Entah sudah berapa kali MRI dan CT-Scan yang saya jalani, sudah ribuan obat yang saya telan setiap harinya selama 24 bulan itu. Yang ada dalam pikiran saya adalah saya harus sembuh. Saya tidak mau kalah dengan bakteri TB yang tidak kelihatan secara kasat mata namun mematikan ini.
Tantangan bagi setiap pasien TB ini tidak sebatas pada rasa sakit yang dirasakan, seperti batuk baik berdahak atau tidak bahkan batuk berdarah, ada yang sesak, ada yang nyeri dada dan lain sebagainya. Belum lagi untuk pasien TB extra paru, keluhannya pun lebih beraneka ragam. Tantangan lainnya adalah munculnya ESO alias Efek Samping Pengobatan yang sangat banyak walaupun tidak setiap pasien akan mengalaminya. ESO terhebat saya adalah ngilu pada persendian kaki dan tangan saat fase intensif OAT merah. Ketika saya melangkah turun dari teras saja terasa oleng ketika tidak berpegangan. Saat di rumah saya memakai tongkat, tetapi ketika di kantor saya tanpa tongkat. Karena saya tidak mau menjadi omongan terkait sakit TB saya.
Sebuah konsistensi tengah diuji pada pasien TB. Disiplin minum obat tanpa terputus dalam durasi panjang. Belum lagi pandangan stigma dari sekitar yang mungkin akan mempengaruhi psikisnya dan bisa jadi membuatnya enggan memakai masker di awal pengobatan dan tidak mau menuntaskan minum obat karena malu. Malu ketahuan kalau sedang sakit TB.
Saya mengalami itu, ketika menjalani pengobatan mendapatkan “diskriminasi” walaupun dibalut kata “demi kesehatan saya”. Saya tidak terima, saya bangkit “melawan” untuk membuktikan walau sakit TB saya masih bisa seperti yang lain. Saya masih bisa seperti dulu, jangan bedakan saya. Dokter satu-satunya tempat curhat saya kala itu, saksi tumpahnya air mata saya. Jadi sebagai pasien saya tidak merasa sedang berjuang sendiri.
TB banyak mengubah hidup saya, saya yang dulu kurang peduli terhadap kesehatan sekarang menjadi sangat tanggap terhadap “alarm” tubuh. Saya dulu yang malas sekali minum obat walau sedang sakit, sekarang menjadi sangat disiplin ketika waktunya minum OAT. Saya takut terlewat.
Proses demi proses saya jalani dengan ikhlas dan semangat, demi satu kata SEMBUH.
Selama satu tahun pertama tubuh saya begitu dimanjakan tidak boleh melakukan banyak gerakan dan diikat rapat TLSO dibalik baju. TLSO yang memanjang sepunggung memang membuat badan saya menjadi tidak bebas bergerak dan sakit. Begitu melegakan ketika akan tidur TLSO dilepas, seakan ingin berkata “dan nikmat Tuhan mana yang kau dustakan.”
Setelah berjalan satu tahun saya pun mulai meminta ijin ke Dokter untuk olahraga. Jalan kaki dulu. Diizinkan dengan syarat tetap memakai TLSO dan jangan dipaksakan. Dari berjalan kaki beberapa bulan kemudian minta ijin untuk naik sepeda. Diizinkan dengan syarat tetap memakai TLSO, jalannya harus yang beraspal halus dan sepedanya tidak yang membungkuk. Beberapa bulan kemudian saya diijinkan berlari masih dengan syarat memakai TLSO dan jangan dipaksakan.
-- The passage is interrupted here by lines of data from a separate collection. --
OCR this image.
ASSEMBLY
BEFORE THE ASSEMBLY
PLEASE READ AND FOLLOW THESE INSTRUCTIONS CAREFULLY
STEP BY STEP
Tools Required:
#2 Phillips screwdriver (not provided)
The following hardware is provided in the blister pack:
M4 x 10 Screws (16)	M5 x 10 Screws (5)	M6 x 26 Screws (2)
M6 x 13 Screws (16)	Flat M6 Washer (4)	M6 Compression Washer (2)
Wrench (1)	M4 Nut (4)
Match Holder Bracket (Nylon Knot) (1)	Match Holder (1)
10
Sebuah proses panjang yang tentu tidak mudah demi sebuah kesembuhan. Dan ketika saya sembuh tepat di 25 Mei 2021 lalu terasa seperti pada titik pencapaian yang luar biasa. Walau saya pun tersadar jika masih bisa tertular kembali kedepannya. Tetapi dari proses ini saya juga belajar untuk menghindari apa-apa yang bisa membuat saya tertular kembali.
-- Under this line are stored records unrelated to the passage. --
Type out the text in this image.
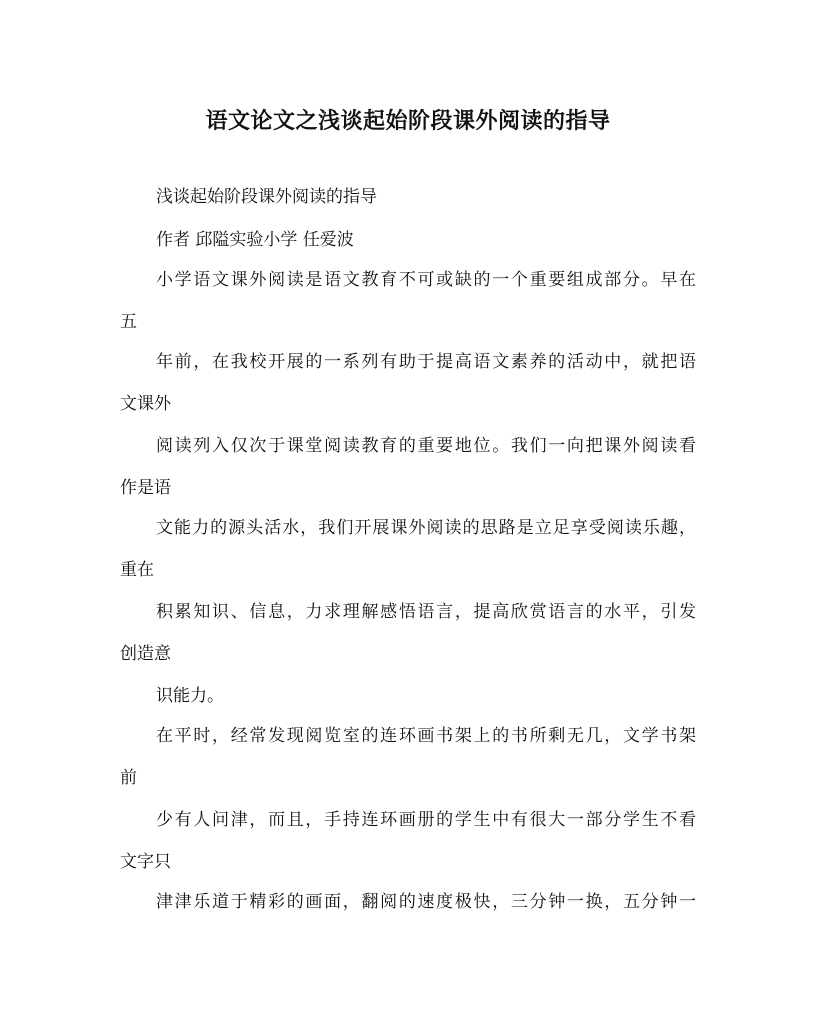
语文论文之浅谈起始阶段课外阅读的指导
浅谈起始阶段课外阅读的指导
作者 邱隘实验小学 任爱波
小学语文课外阅读是语文教育不可或缺的一个重要组成部分。早在
五
年前，在我校开展的一系列有助于提高语文素养的活动中，就把语
文课外
阅读列入仅次于课堂阅读教育的重要地位。我们一向把课外阅读看
作是语
文能力的源头活水，我们开展课外阅读的思路是立足享受阅读乐趣，
重在
积累知识、信息，力求理解感悟语言，提高欣赏语言的水平，引发
创造意
识能力。
在平时，经常发现阅览室的连环画书架上的书所剩无几，文学书架
前
少有人问津，而且，手持连环画册的学生中有很大一部分学生不看
文字只
津津乐道于精彩的画面，翻阅的速度极快，三分钟一换，五分钟一
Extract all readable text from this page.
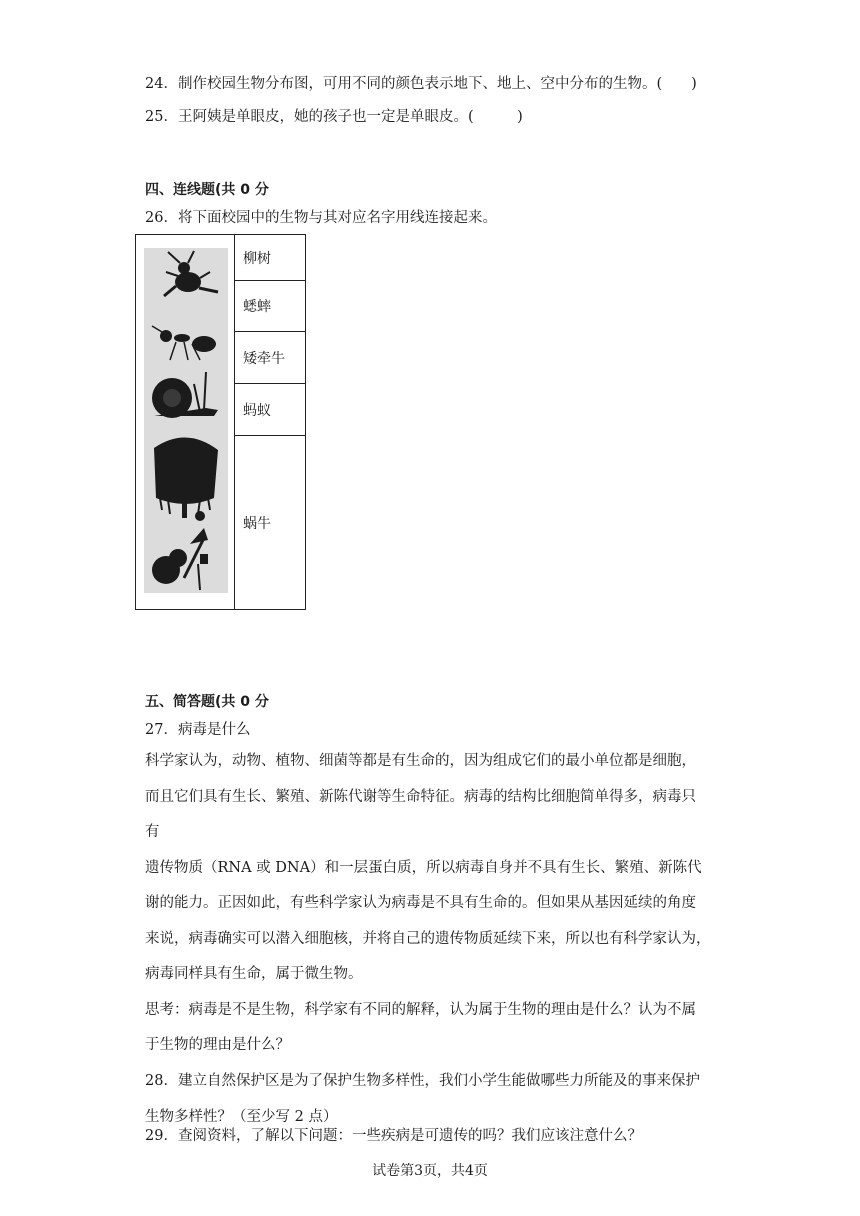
24．制作校园生物分布图，可用不同的颜色表示地下、地上、空中分布的生物。(　　)
25．王阿姨是单眼皮，她的孩子也一定是单眼皮。(　　　)
四、连线题(共 0 分
26．将下面校园中的生物与其对应名字用线连接起来。
	柳树
蟋蟀
矮牵牛
蚂蚁
蜗牛
五、简答题(共 0 分
27．病毒是什么
科学家认为，动物、植物、细菌等都是有生命的，因为组成它们的最小单位都是细胞，
而且它们具有生长、繁殖、新陈代谢等生命特征。病毒的结构比细胞简单得多，病毒只
有
遗传物质（RNA 或 DNA）和一层蛋白质，所以病毒自身并不具有生长、繁殖、新陈代
谢的能力。正因如此，有些科学家认为病毒是不具有生命的。但如果从基因延续的角度
来说，病毒确实可以潜入细胞核，并将自己的遗传物质延续下来，所以也有科学家认为，
病毒同样具有生命，属于微生物。
思考：病毒是不是生物，科学家有不同的解释，认为属于生物的理由是什么？认为不属
于生物的理由是什么？
28．建立自然保护区是为了保护生物多样性，我们小学生能做哪些力所能及的事来保护
生物多样性？（至少写 2 点）
29．查阅资料，了解以下问题：一些疾病是可遗传的吗？我们应该注意什么？
试卷第3页，共4页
Dari kesembuhan ini juga saya akhirnya memutuskan untuk menjadi relawan TB, saya bergabung di salah satu organisasi TB. Selain itu juga saya menjadi admin di WAG TB Pejuang Sembuh yang beranggotakan sekitar 240 orang dan di Grup FB “Kisah Pejuang TB” yang anggotanya ribuan orang.
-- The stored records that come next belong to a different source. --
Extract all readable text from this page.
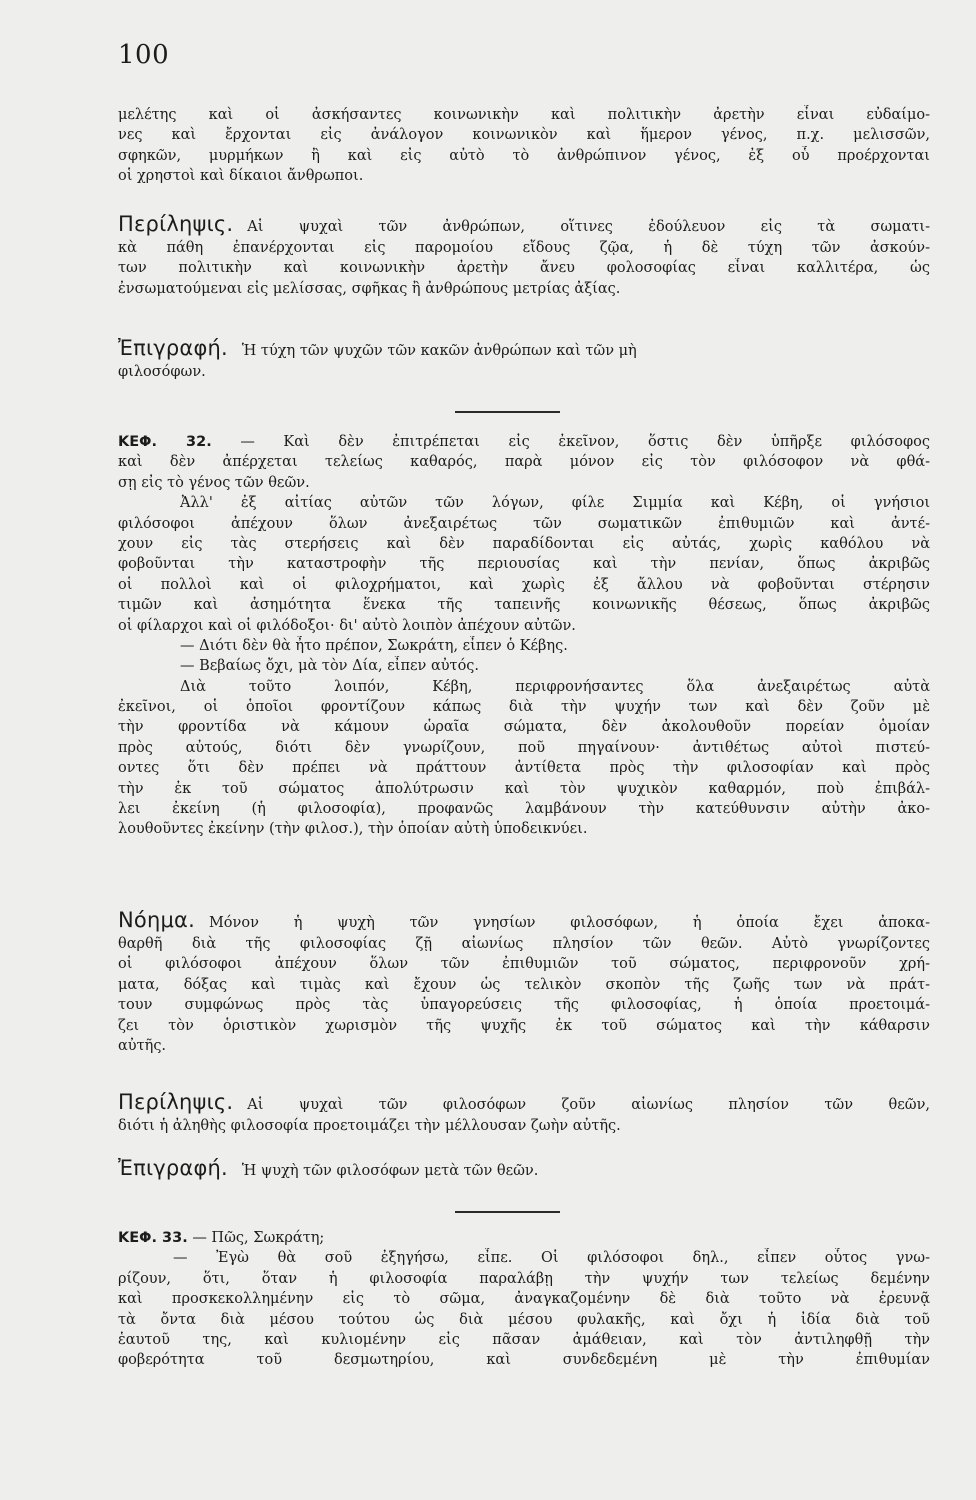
100
μελέτης καὶ οἱ ἀσκήσαντες κοινωνικὴν καὶ πολιτικὴν ἀρετὴν εἶναι εὐδαίμο-
νες καὶ ἔρχονται εἰς ἀνάλογον κοινωνικὸν καὶ ἥμερον γένος, π.χ. μελισσῶν,
σφηκῶν, μυρμήκων ἢ καὶ εἰς αὐτὸ τὸ ἀνθρώπινον γένος, ἐξ οὗ προέρχονται
οἱ χρηστοὶ καὶ δίκαιοι ἄνθρωποι.
Περίληψις. Αἱ ψυχαὶ τῶν ἀνθρώπων, οἵτινες ἐδούλευον εἰς τὰ σωματι-
κὰ πάθη ἐπανέρχονται εἰς παρομοίου εἴδους ζῷα, ἡ δὲ τύχη τῶν ἀσκούν-
των πολιτικὴν καὶ κοινωνικὴν ἀρετὴν ἄνευ φολοσοφίας εἶναι καλλιτέρα, ὡς
ἐνσωματούμεναι εἰς μελίσσας, σφῆκας ἢ ἀνθρώπους μετρίας ἀξίας.
Ἐπιγραφή. Ἡ τύχη τῶν ψυχῶν τῶν κακῶν ἀνθρώπων καὶ τῶν μὴ
φιλοσόφων.
ΚΕΦ. 32. — Καὶ δὲν ἐπιτρέπεται εἰς ἐκεῖνον, ὅστις δὲν ὑπῆρξε φιλόσοφος
καὶ δὲν ἀπέρχεται τελείως καθαρός, παρὰ μόνον εἰς τὸν φιλόσοφον νὰ φθά-
σῃ εἰς τὸ γένος τῶν θεῶν.
Ἀλλ' ἐξ αἰτίας αὐτῶν τῶν λόγων, φίλε Σιμμία καὶ Κέβη, οἱ γνήσιοι
φιλόσοφοι ἀπέχουν ὅλων ἀνεξαιρέτως τῶν σωματικῶν ἐπιθυμιῶν καὶ ἀντέ-
χουν εἰς τὰς στερήσεις καὶ δὲν παραδίδονται εἰς αὐτάς, χωρὶς καθόλου νὰ
φοβοῦνται τὴν καταστροφὴν τῆς περιουσίας καὶ τὴν πενίαν, ὅπως ἀκριβῶς
οἱ πολλοὶ καὶ οἱ φιλοχρήματοι, καὶ χωρὶς ἐξ ἄλλου νὰ φοβοῦνται στέρησιν
τιμῶν καὶ ἀσημότητα ἕνεκα τῆς ταπεινῆς κοινωνικῆς θέσεως, ὅπως ἀκριβῶς
οἱ φίλαρχοι καὶ οἱ φιλόδοξοι· δι' αὐτὸ λοιπὸν ἀπέχουν αὐτῶν.
— Διότι δὲν θὰ ἦτο πρέπον, Σωκράτη, εἶπεν ὁ Κέβης.
— Βεβαίως ὄχι, μὰ τὸν Δία, εἶπεν αὐτός.
Διὰ τοῦτο λοιπόν, Κέβη, περιφρονήσαντες ὅλα ἀνεξαιρέτως αὐτὰ
ἐκεῖνοι, οἱ ὁποῖοι φροντίζουν κάπως διὰ τὴν ψυχήν των καὶ δὲν ζοῦν μὲ
τὴν φροντίδα νὰ κάμουν ὡραῖα σώματα, δὲν ἀκολουθοῦν πορείαν ὁμοίαν
πρὸς αὐτούς, διότι δὲν γνωρίζουν, ποῦ πηγαίνουν· ἀντιθέτως αὐτοὶ πιστεύ-
οντες ὅτι δὲν πρέπει νὰ πράττουν ἀντίθετα πρὸς τὴν φιλοσοφίαν καὶ πρὸς
τὴν ἐκ τοῦ σώματος ἀπολύτρωσιν καὶ τὸν ψυχικὸν καθαρμόν, ποὺ ἐπιβάλ-
λει ἐκείνη (ἡ φιλοσοφία), προφανῶς λαμβάνουν τὴν κατεύθυνσιν αὐτὴν ἀκο-
λουθοῦντες ἐκείνην (τὴν φιλοσ.), τὴν ὁποίαν αὐτὴ ὑποδεικνύει.
Νόημα. Μόνον ἡ ψυχὴ τῶν γνησίων φιλοσόφων, ἡ ὁποία ἔχει ἀποκα-
θαρθῆ διὰ τῆς φιλοσοφίας ζῇ αἰωνίως πλησίον τῶν θεῶν. Αὐτὸ γνωρίζοντες
οἱ φιλόσοφοι ἀπέχουν ὅλων τῶν ἐπιθυμιῶν τοῦ σώματος, περιφρονοῦν χρή-
ματα, δόξας καὶ τιμὰς καὶ ἔχουν ὡς τελικὸν σκοπὸν τῆς ζωῆς των νὰ πράτ-
τουν συμφώνως πρὸς τὰς ὑπαγορεύσεις τῆς φιλοσοφίας, ἡ ὁποία προετοιμά-
ζει τὸν ὁριστικὸν χωρισμὸν τῆς ψυχῆς ἐκ τοῦ σώματος καὶ τὴν κάθαρσιν
αὐτῆς.
Περίληψις. Αἱ ψυχαὶ τῶν φιλοσόφων ζοῦν αἰωνίως πλησίον τῶν θεῶν,
διότι ἡ ἀληθὴς φιλοσοφία προετοιμάζει τὴν μέλλουσαν ζωὴν αὐτῆς.
Ἐπιγραφή. Ἡ ψυχὴ τῶν φιλοσόφων μετὰ τῶν θεῶν.
ΚΕΦ. 33. — Πῶς, Σωκράτη;
— Ἐγὼ θὰ σοῦ ἐξηγήσω, εἶπε. Οἱ φιλόσοφοι δηλ., εἶπεν οὗτος γνω-
ρίζουν, ὅτι, ὅταν ἡ φιλοσοφία παραλάβῃ τὴν ψυχήν των τελείως δεμένην
καὶ προσκεκολλημένην εἰς τὸ σῶμα, ἀναγκαζομένην δὲ διὰ τοῦτο νὰ ἐρευνᾷ
τὰ ὄντα διὰ μέσου τούτου ὡς διὰ μέσου φυλακῆς, καὶ ὄχι ἡ ἰδία διὰ τοῦ
ἑαυτοῦ της, καὶ κυλιομένην εἰς πᾶσαν ἀμάθειαν, καὶ τὸν ἀντιληφθῇ τὴν
φοβερότητα τοῦ δεσμωτηρίου, καὶ συνδεδεμένη μὲ τὴν ἐπιθυμίαν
Dengan menjadi relawan saya banyak tahu tentang masih menjamurnya hoax-hoax tentang TB, maraknya penjual obat herbal yang menggoda beralih dari OAT, tentang stigma terhadap pasien TB yang mulai dipisahkan alat makannya sampai ada yang diberhentikan dari pekerjaannya, tentang susahnya proses di faskesnya, tentang moment ketika mendapat Dokter yang sekedar menulis resep belaka tanpa bersedia komunikatif menjelaskan maupun mendengarkan keluhan, tentang kebutuhan penunjang kesembuhan seperti asupan gizi yang sulit didapatkan karena faktor ekonomi, tentu hal ini semua sangat memprihatinkan.
Sesekali kita di grup membuka donasi untuk sekedar membelikan susu, biaya transportasi ke RS maupun untuk membeli vitamin bagi pasien yang ada di grup.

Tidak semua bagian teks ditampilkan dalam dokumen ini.